Gay Culture In Hip Hop

An interesting new trend in hip hop.


From Wiki Commons

By Travis Moore, Staff Writer

Homosexuality has been shunned by a lot of the hip hop community for a very long time. Gay slurs riddle some of the genre’s most iconic artists discography, but an interesting trend has been taking place in hip hop. More and more gay and lesbian rappers are becoming more commonplace in the hip hop market place.

One of the biggest figurehead in this movement has been Kevin Abstract, the founding member of self-proclaimed “Boyband” Brockhampton. When Kevin came out in 2016 he said he’ll rap about being gay as long as he can imagine a fan in need of a voice. About being a gay rapper, he told BBC, “I don’t want to be labelled as ‘queer rapper’, I just want to be a rapper”. Many of his lyrics contain references to sexual encounters with other men, just like how many straight artists talk about their encounters with members of the opposite sex.
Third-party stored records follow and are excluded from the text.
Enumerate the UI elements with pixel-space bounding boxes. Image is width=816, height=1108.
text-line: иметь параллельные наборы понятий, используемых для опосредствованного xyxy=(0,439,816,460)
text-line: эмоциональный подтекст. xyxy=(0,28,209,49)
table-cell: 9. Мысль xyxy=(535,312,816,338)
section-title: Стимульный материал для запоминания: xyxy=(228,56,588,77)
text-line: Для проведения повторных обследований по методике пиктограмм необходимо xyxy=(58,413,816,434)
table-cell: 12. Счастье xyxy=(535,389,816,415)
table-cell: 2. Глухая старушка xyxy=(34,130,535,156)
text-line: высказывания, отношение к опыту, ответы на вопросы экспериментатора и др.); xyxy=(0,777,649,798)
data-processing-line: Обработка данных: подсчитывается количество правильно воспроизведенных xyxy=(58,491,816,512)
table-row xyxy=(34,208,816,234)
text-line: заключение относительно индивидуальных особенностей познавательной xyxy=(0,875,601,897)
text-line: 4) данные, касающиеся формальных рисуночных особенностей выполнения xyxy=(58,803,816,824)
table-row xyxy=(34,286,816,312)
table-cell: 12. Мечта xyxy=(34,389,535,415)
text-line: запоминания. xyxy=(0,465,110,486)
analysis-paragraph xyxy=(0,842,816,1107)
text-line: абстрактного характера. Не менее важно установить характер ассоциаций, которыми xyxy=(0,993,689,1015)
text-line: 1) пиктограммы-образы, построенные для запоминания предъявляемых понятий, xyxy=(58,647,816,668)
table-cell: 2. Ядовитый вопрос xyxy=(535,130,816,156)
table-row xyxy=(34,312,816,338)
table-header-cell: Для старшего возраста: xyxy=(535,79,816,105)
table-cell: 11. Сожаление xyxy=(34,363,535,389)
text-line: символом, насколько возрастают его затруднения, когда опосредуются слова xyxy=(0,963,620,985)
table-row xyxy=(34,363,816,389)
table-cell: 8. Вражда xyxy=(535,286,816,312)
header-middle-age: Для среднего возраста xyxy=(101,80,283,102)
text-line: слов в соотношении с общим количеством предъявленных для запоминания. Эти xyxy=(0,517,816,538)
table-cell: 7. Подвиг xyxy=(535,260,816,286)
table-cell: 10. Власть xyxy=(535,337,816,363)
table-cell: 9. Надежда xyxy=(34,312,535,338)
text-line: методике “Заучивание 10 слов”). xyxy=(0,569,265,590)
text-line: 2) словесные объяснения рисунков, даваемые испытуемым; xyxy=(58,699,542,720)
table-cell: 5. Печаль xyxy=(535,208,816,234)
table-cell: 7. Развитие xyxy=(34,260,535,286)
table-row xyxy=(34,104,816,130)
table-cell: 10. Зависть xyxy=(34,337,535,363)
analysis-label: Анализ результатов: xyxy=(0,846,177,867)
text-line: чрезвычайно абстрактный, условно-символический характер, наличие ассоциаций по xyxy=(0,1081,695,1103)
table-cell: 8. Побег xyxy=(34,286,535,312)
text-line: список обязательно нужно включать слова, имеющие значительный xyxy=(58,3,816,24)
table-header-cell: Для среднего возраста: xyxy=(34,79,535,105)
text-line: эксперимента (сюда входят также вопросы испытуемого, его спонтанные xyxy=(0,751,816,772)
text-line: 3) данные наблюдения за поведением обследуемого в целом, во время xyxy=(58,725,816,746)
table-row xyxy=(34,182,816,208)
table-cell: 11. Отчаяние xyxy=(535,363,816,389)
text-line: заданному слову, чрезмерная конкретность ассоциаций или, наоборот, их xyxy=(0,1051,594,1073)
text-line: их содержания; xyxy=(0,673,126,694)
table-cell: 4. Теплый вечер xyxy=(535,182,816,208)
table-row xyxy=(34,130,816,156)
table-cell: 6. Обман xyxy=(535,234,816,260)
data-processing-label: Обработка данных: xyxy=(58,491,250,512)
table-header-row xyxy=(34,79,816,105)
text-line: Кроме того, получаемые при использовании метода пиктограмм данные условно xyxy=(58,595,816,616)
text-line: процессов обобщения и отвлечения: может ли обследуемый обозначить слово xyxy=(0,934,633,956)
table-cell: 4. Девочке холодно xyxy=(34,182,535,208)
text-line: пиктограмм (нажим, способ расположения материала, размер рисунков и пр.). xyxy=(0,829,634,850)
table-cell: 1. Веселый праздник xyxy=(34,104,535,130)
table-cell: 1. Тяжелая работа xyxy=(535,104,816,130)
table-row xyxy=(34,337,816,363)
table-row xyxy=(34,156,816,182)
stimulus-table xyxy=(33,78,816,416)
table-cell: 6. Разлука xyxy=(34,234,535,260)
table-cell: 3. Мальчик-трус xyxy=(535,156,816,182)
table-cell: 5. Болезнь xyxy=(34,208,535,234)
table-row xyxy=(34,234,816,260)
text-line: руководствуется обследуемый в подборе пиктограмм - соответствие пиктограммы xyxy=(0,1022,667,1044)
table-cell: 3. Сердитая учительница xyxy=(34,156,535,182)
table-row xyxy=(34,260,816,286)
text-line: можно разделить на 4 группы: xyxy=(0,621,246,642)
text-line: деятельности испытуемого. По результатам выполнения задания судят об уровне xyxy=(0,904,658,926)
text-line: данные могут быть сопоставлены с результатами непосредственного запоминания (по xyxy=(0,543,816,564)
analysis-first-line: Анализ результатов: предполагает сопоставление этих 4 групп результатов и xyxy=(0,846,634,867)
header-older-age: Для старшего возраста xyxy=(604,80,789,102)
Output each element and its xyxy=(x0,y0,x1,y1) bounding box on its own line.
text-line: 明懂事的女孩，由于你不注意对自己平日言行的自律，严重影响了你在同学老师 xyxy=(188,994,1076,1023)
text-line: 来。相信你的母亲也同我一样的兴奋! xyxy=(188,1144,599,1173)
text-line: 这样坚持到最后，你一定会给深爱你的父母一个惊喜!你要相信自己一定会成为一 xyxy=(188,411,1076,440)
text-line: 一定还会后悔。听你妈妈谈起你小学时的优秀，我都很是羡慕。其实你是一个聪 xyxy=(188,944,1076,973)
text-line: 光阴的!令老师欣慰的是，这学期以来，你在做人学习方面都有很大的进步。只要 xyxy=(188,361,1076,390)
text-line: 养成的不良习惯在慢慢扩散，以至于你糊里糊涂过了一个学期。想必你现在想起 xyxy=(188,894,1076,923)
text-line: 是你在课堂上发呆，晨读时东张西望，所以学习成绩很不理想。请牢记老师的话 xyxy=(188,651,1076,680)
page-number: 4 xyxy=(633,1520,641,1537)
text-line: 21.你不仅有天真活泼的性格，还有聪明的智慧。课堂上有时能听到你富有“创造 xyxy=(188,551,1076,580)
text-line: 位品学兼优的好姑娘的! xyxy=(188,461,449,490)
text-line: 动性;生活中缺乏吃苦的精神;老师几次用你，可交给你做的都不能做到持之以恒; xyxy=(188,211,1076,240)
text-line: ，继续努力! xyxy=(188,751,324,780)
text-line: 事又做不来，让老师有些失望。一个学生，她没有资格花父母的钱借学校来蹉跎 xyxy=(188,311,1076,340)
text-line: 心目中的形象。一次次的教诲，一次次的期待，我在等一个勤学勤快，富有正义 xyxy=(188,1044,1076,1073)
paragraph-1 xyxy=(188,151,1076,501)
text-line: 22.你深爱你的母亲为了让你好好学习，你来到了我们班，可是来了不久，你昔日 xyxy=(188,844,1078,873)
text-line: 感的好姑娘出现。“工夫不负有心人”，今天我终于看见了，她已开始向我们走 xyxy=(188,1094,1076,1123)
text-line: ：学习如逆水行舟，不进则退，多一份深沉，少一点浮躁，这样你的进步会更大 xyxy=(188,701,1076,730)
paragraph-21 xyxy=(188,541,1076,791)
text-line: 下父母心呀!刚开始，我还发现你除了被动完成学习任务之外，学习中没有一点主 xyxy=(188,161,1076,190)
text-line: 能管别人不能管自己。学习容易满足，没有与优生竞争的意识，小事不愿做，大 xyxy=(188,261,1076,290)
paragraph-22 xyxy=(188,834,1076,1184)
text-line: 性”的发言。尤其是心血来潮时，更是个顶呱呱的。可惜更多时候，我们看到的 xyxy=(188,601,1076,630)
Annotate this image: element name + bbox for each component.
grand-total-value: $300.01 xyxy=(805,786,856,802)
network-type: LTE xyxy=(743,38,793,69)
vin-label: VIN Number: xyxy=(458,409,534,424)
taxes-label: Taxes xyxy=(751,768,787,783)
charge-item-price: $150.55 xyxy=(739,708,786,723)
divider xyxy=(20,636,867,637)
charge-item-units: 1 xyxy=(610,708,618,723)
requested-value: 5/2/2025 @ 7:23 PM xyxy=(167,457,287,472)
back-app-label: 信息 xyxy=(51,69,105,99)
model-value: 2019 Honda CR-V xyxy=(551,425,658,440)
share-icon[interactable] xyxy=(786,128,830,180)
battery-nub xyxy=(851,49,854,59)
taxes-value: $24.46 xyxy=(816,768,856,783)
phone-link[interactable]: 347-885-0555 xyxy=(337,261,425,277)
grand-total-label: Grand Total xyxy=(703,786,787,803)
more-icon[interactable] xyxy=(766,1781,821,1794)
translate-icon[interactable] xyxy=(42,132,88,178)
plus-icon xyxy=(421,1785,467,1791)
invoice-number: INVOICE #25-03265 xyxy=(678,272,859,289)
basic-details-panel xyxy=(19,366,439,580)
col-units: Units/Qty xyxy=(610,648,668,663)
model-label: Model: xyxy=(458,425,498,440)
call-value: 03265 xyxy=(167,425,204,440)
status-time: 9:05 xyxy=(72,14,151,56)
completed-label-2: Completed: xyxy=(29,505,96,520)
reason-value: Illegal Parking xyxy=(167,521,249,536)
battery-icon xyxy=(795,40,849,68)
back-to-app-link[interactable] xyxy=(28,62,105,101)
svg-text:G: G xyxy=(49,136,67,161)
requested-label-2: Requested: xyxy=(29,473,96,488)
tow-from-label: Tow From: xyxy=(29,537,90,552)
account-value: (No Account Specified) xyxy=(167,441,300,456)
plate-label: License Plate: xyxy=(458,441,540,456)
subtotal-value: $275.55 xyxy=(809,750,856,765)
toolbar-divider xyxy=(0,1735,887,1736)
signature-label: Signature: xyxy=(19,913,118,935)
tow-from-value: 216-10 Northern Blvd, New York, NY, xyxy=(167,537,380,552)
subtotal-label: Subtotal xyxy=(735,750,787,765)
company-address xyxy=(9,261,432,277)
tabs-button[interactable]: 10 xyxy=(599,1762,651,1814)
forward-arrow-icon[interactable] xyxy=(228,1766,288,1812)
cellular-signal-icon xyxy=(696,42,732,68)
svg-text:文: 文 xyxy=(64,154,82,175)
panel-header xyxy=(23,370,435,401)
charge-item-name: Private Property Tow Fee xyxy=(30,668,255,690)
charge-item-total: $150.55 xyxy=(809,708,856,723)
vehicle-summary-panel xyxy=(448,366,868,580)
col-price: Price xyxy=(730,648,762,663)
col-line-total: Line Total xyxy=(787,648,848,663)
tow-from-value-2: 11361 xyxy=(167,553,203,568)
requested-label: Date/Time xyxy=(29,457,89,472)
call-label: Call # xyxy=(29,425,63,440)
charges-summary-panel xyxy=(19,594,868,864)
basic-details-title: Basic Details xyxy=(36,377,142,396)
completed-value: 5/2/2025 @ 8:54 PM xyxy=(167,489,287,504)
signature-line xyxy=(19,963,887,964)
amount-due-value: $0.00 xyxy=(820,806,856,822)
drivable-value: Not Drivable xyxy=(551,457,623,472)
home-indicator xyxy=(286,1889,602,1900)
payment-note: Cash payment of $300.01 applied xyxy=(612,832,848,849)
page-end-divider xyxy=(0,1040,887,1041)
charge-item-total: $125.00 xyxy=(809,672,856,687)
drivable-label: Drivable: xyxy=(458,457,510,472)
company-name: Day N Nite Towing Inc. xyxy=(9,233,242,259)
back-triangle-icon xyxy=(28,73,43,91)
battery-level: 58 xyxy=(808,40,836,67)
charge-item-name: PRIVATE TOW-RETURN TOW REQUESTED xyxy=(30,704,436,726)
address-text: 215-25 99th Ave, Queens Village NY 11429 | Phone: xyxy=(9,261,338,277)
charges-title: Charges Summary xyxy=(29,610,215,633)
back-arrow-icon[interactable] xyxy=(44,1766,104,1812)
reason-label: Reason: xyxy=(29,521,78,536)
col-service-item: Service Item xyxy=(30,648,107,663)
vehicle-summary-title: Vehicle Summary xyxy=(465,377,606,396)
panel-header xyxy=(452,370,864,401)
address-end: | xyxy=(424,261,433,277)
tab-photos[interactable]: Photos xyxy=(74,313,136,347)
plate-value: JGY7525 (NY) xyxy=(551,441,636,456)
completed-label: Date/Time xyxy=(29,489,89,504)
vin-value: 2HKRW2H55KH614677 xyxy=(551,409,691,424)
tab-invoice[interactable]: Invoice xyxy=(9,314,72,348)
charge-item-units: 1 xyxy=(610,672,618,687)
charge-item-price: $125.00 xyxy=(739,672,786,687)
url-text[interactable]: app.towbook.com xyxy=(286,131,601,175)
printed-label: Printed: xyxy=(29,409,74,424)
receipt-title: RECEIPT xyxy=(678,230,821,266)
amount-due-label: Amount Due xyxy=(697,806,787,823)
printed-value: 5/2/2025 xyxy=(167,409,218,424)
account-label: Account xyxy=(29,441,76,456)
Not all of Brockhampton’s members are gay, but they’ve gained a large following in the LGBTQ community because many feel that they’re representing a side of hip hop that many artists have been scared to explore. Of course Kevin Abstract isn’t the only rapper who talks about being attracted to the same sex.

I don’t want to be labelled as ‘queer rapper’, I just want to be a rapper”

— Kevin Abstract talking to BBC

In Tyler, The Creator’s latest album he talks about how he’s “been kissing white boys since 2004”, and makes several references to being attracted to men (although he hasn’t come out as gay). A lot of Tyler’s music was very angry and violent before his latest album, and many believe that’s because he’s finally started talking about his sexuality, and stopped repressing it. More and more black gay teens are growing up listening to artists that they can relate to. This is a very exciting time in music history.

Recently, hip hop legend Eminem was faced with backlash after calling Tyler a gay slur on his latest album kamikaze. This really shows hip hop’s trend towards being a safer space for gay artists. Like, on Nas’ Illmatic (one of the greatest albums ever created), Nas uses the exact same slur, but was met with little to no criticism for his use of the slur. Nas wasn’t the only one either, gay slurs used to be commonplace in hip hop. It’s nice that a community that shunned homosexuality for so long is becoming more socially conscience about gay issues.

Still there is push back against the growing trend of homosexuals in hip hop. Just check any rap genius forum about a gay artist, and you’re bound to find plenty of push back. Many claim that the lyrics about same sex relationships “make them uncomfortable”, which doesn’t really make much sense. Almost all rappers talk about their sexual exploits with women, but when it’s about another man, it’s weird? That doesn’t make much sense to me at least.